Episode 6: Daryl Green, Magdalen College Old Library
Listen to the podcast recording here:
In this, the final episode of the Living Libraries podcast, we visited Daryl Green in Magdalen College’s Old Library.
Daryl first talks us through his journey of becoming a librarian. He came to the UK in 2006 to do a master’s degree in Medieval Studies, and started working part time at York Minister’s Cathedral Library. Daryl then moved back to the states to complete his librarian qualifications, before being offered a job in St Andrews, Scotland. After working there for six and a half years, he then moved to work in Magdalen College.
Daryl explains that Magdalen College was founded in 1458, in the old buildings of the Hospital of St John. The Old Library has been used as a library space since the 1480’s, and it was originally a chained library until 1797/8, when the library was largely rearranged. The current library is a reimaging of the space as it would have appeared in the 1820’s.
Magdalen’s library collection, Daryl explains, started with William Waynflete's collection of books and significant funds and lands. Magdalene, unusually, started buying books from early on its history, rather than solely relying on the collections of its fellows.
Daryl first shows us a book which belonged to John Goodyear, an estate manager and botanist. Helpfully, Goodyear often records various financial details about his book buying and restoration. Trevor’s Herbal, the book Daryl shows us, was printed in 1526 in London, and contains many woodcut illustrations of different plant types.
The next book Daryl shows us is from the collection of Arthur Throckmorton. He bequeathed any books that his wife did not want, so the college received many books written on the continent. The book Daryl describes is a first edition of Nicolaus Copernicus’ De revolutionibus orbium coelestium (On the Revolutions of the Celestial Spheres), which was immediately placed on the list of banned books issued by the Catholic Church.

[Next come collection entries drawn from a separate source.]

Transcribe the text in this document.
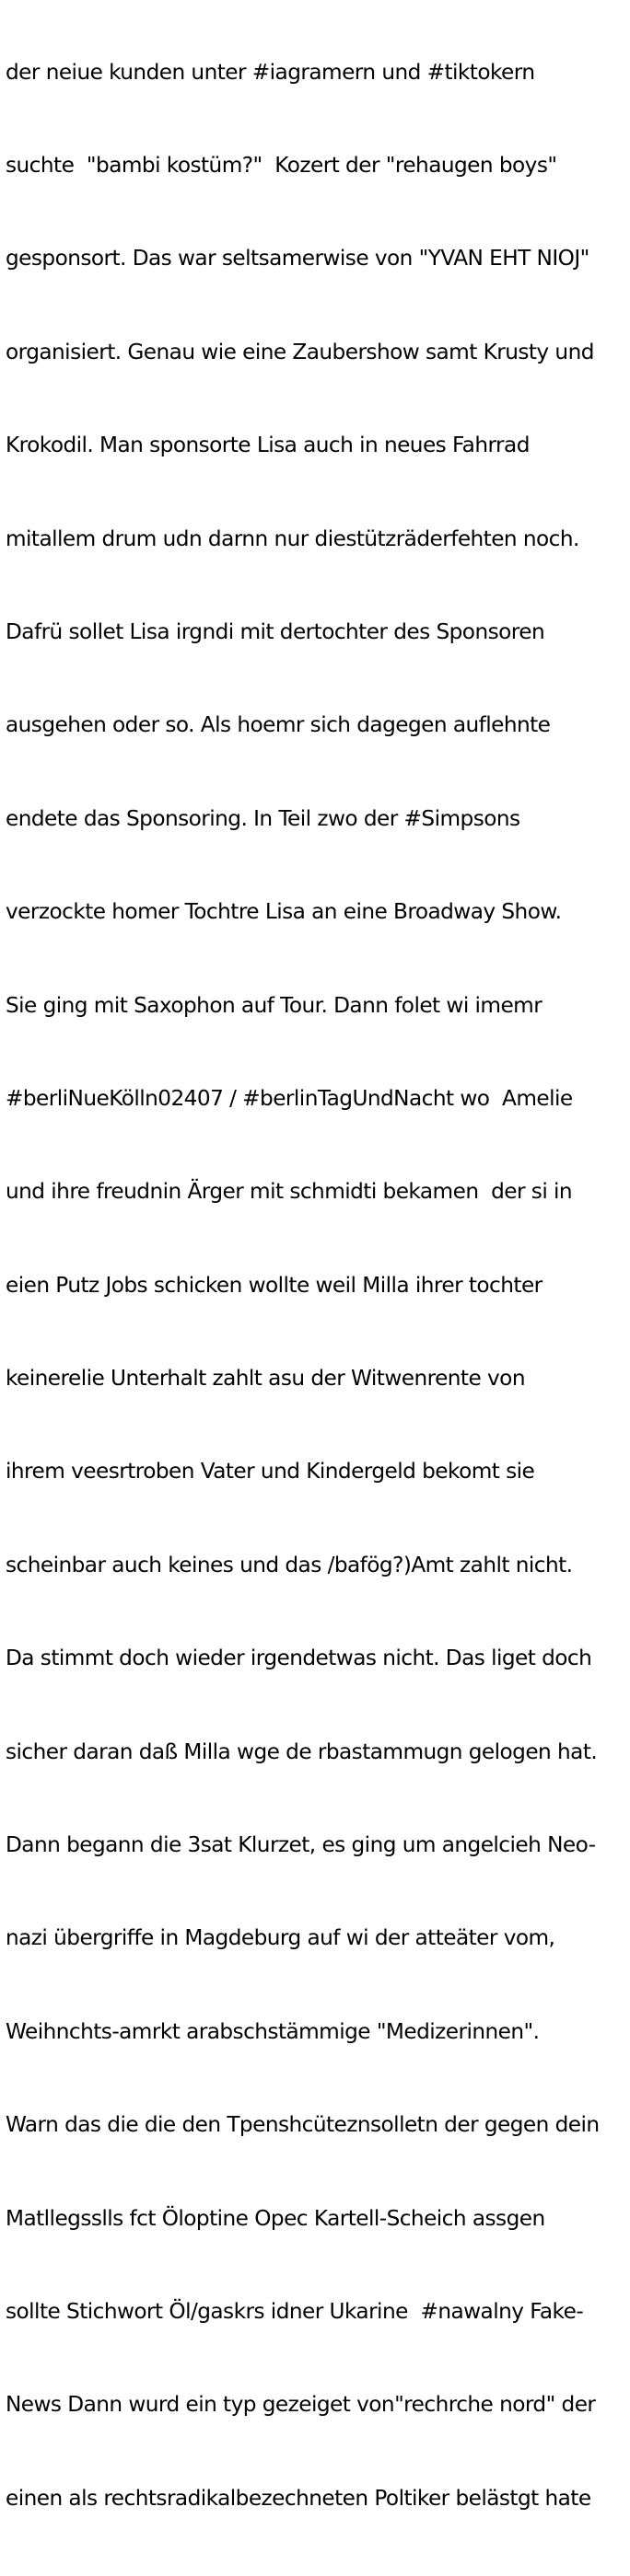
der neiue kunden unter #iagramern und #tiktokern

suchte  "bambi kostüm?"  Kozert der "rehaugen boys"

gesponsort. Das war seltsamerwise von "YVAN EHT NIOJ"

organisiert. Genau wie eine Zaubershow samt Krusty und

Krokodil. Man sponsorte Lisa auch in neues Fahrrad

mitallem drum udn darnn nur diestützräderfehten noch.

Dafrü sollet Lisa irgndi mit dertochter des Sponsoren

ausgehen oder so. Als hoemr sich dagegen auflehnte

endete das Sponsoring. In Teil zwo der #Simpsons

verzockte homer Tochtre Lisa an eine Broadway Show.

Sie ging mit Saxophon auf Tour. Dann folet wi imemr

#berliNueKölln02407 / #berlinTagUndNacht wo  Amelie

und ihre freudnin Ärger mit schmidti bekamen  der si in

eien Putz Jobs schicken wollte weil Milla ihrer tochter

keinerelie Unterhalt zahlt asu der Witwenrente von

ihrem veesrtroben Vater und Kindergeld bekomt sie

scheinbar auch keines und das /bafög?)Amt zahlt nicht.

Da stimmt doch wieder irgendetwas nicht. Das liget doch

sicher daran daß Milla wge de rbastammugn gelogen hat.

Dann begann die 3sat Klurzet, es ging um angelcieh Neo-

nazi übergriffe in Magdeburg auf wi der atteäter vom,

Weihnchts-amrkt arabschstämmige "Medizerinnen".

Warn das die die den Tpenshcüteznsolletn der gegen dein

Matllegsslls fct Öloptine Opec Kartell-Scheich assgen

sollte Stichwort Öl/gaskrs idner Ukarine  #nawalny Fake-

News Dann wurd ein typ gezeiget von"rechrche nord" der

einen als rechtsradikalbezechneten Poltiker belästgt hate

John Foxe’s copy of William of Malmesbury’s History of the English Church is the final manuscript which Daryl discusses in this section. The manuscript contains the hundreds of glosses added by Foxe, which were later used to write his Book of Martyrs.
The Wild Card(s):
Daryl took his Wild Card nomination literally, showing us a draft of Oscar Lady Windemere’s Fan, which was later renamed A Play About A Good Woman. The college is now focussing on collecting Wilde’s materials from after 1920.
His second (cheating) wild card is not a book, but the shoe and buskin of William Waynflete, which probably dates to the 1470’s. It is one of the finest examples of surviving fifteenth century textiles.
Daryl decides to cheat once again in this section.
His first choice is Peter Apian’s astronomical calculator Astronomicum Caesareum, printed in 1540. The book contains two volvelles, one which indicates the meridian of any heavenly body, the other calculates where you might see a heavenly body in any given place, at any given time.
Daryl’s final choice is a 1456 manuscript written in Cambridge. The manuscript contains the name of the scribe, and a note asking the reader to remember him.